By David Shepardson
WASHINGTON (Reuters) -Boeing Chief Executive Dave Calhoun told Aviation Week in an interview that the planemaker could be forced to cancel the 737 Max 10 over potential regulatory issues.
Boeing has a December deadline to win approval for the 737 MAX 10 – the largest member of its best-selling single-aisle airplane family. Otherwise, it must meet new cockpit alerting requirements under a 2020 law, unless Congress waives it.
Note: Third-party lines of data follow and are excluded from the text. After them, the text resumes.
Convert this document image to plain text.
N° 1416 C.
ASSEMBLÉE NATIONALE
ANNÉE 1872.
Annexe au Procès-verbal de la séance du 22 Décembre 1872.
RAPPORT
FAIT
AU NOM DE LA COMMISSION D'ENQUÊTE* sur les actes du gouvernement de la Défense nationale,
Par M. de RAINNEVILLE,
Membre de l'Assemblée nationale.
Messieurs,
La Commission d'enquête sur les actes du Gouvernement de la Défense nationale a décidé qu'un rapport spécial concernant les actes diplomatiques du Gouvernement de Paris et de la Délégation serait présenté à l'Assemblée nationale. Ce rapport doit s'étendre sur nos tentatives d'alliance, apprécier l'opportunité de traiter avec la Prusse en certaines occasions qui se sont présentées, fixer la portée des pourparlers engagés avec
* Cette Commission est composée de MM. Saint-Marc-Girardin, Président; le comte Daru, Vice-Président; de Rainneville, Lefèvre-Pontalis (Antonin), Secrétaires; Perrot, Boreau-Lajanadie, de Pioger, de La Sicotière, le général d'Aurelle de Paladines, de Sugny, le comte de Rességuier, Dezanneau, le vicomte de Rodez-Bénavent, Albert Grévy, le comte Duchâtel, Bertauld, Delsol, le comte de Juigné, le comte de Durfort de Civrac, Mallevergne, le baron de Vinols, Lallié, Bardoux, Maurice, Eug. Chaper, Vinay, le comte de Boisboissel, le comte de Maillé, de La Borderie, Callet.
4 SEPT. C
Calhoun’s comments could put more pressure on Congress.
“If you go through the things we’ve been through, the debts that we’ve had to accumulate, our ability to respond, or willingness to see things through even a world without the -10 is not that threatening,” Calhoun told Aviation Week, adding that he does not expect to cancel the 737 MAX 10 but said “it’s just a risk.”
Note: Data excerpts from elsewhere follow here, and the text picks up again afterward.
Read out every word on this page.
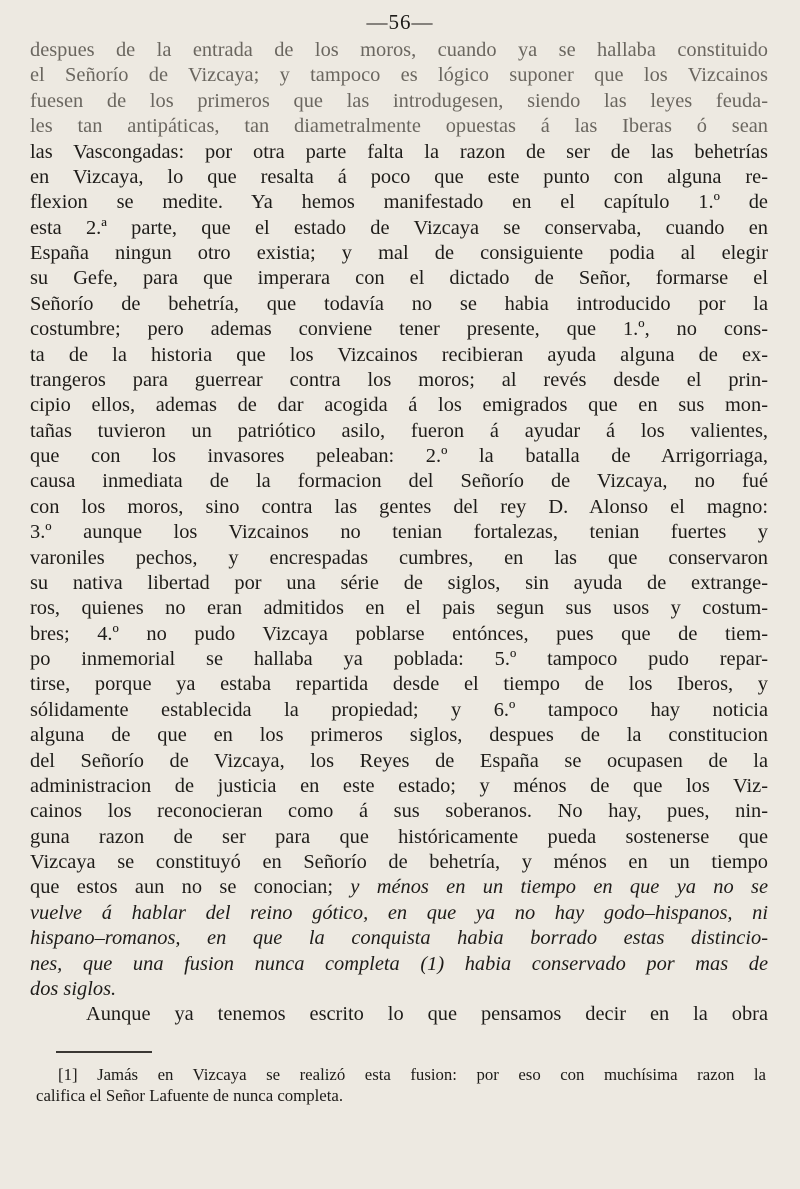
—56—
despues de la entrada de los moros, cuando ya se hallaba constituido
el Señorío de Vizcaya; y tampoco es lógico suponer que los Vizcainos
fuesen de los primeros que las introdugesen, siendo las leyes feuda-
les tan antipáticas, tan diametralmente opuestas á las Iberas ó sean
las Vascongadas: por otra parte falta la razon de ser de las behetrías
en Vizcaya, lo que resalta á poco que este punto con alguna re-
flexion se medite. Ya hemos manifestado en el capítulo 1.º de
esta 2.ª parte, que el estado de Vizcaya se conservaba, cuando en
España ningun otro existia; y mal de consiguiente podia al elegir
su Gefe, para que imperara con el dictado de Señor, formarse el
Señorío de behetría, que todavía no se habia introducido por la
costumbre; pero ademas conviene tener presente, que 1.º, no cons-
ta de la historia que los Vizcainos recibieran ayuda alguna de ex-
trangeros para guerrear contra los moros; al revés desde el prin-
cipio ellos, ademas de dar acogida á los emigrados que en sus mon-
tañas tuvieron un patriótico asilo, fueron á ayudar á los valientes,
que con los invasores peleaban: 2.º la batalla de Arrigorriaga,
causa inmediata de la formacion del Señorío de Vizcaya, no fué
con los moros, sino contra las gentes del rey D. Alonso el magno:
3.º aunque los Vizcainos no tenian fortalezas, tenian fuertes y
varoniles pechos, y encrespadas cumbres, en las que conservaron
su nativa libertad por una série de siglos, sin ayuda de extrange-
ros, quienes no eran admitidos en el pais segun sus usos y costum-
bres; 4.º no pudo Vizcaya poblarse entónces, pues que de tiem-
po inmemorial se hallaba ya poblada: 5.º tampoco pudo repar-
tirse, porque ya estaba repartida desde el tiempo de los Iberos, y
sólidamente establecida la propiedad; y 6.º tampoco hay noticia
alguna de que en los primeros siglos, despues de la constitucion
del Señorío de Vizcaya, los Reyes de España se ocupasen de la
administracion de justicia en este estado; y ménos de que los Viz-
cainos los reconocieran como á sus soberanos. No hay, pues, nin-
guna razon de ser para que históricamente pueda sostenerse que
Vizcaya se constituyó en Señorío de behetría, y ménos en un tiempo
que estos aun no se conocian; y ménos en un tiempo en que ya no se
vuelve á hablar del reino gótico, en que ya no hay godo–hispanos, ni
hispano–romanos, en que la conquista habia borrado estas distincio-
nes, que una fusion nunca completa (1) habia conservado por mas de
dos siglos.
Aunque ya tenemos escrito lo que pensamos decir en la obra
[1] Jamás en Vizcaya se realizó esta fusion: por eso con muchísima razon la
califica el Señor Lafuente de nunca completa.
A Boeing spokeswoman confirmed the accuracy of Calhoun’s quotes and reiterated the planemaker is “working transparently with the (Federal Aviation Administration) to provide the information they need, and are committed to meeting their expectations and those of our customers to certify and deliver the 737-10.”
The 2022 deadline was mandated by Congress as part of broader regulatory reforms at the FAA after fatal 737 MAX crashes in 2018 and 2019 killed 346 people.
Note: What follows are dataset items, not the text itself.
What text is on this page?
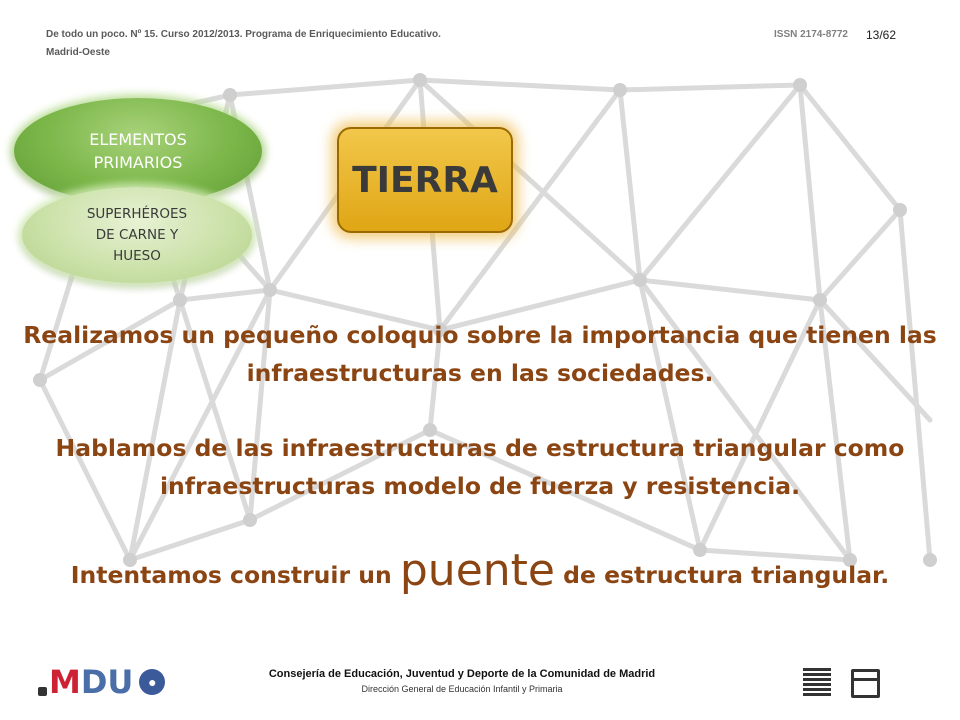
De todo un poco. Nº 15. Curso 2012/2013. Programa de Enriquecimiento Educativo.
Madrid-Oeste
ISSN 2174-8772 13/62
ELEMENTOS
PRIMARIOS
SUPERHÉROES
DE CARNE Y
HUESO
TIERRA
Realizamos un pequeño coloquio sobre la importancia que tienen las
infraestructuras en las sociedades.
Hablamos de las infraestructuras de estructura triangular como
infraestructuras modelo de fuerza y resistencia.
Intentamos construir un puente de estructura triangular.
M DU	●	Consejería de Educación, Juventud y Deporte de la Comunidad de Madrid
Dirección General de Educación Infantil y Primaria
Boeing has more than 640 orders for MAX 10 planes from 17 airlines, Aviation Week said. In June 2021, United Airlines said it would order another 150 MAX 10s.
In March, the FAA warned Boeing it may not win certification of the MAX 10 by the end of the year and asked the company to provide a “mature certification schedule.” Boeing declined to comment on its current certification schedule.
Unlike other Boeing aircraft, the 737 lacks the Engine Indicating and Crew Alerting System known as EICAS.
Missing the deadline could require Boeing to revamp the jet’s crew alerting system and mean separate pilot training.
Calhoun told Aviation Week: “I think our case is persuasive enough. … This is a risk I’m willing to take. If I lose the fight, I lose the fight.”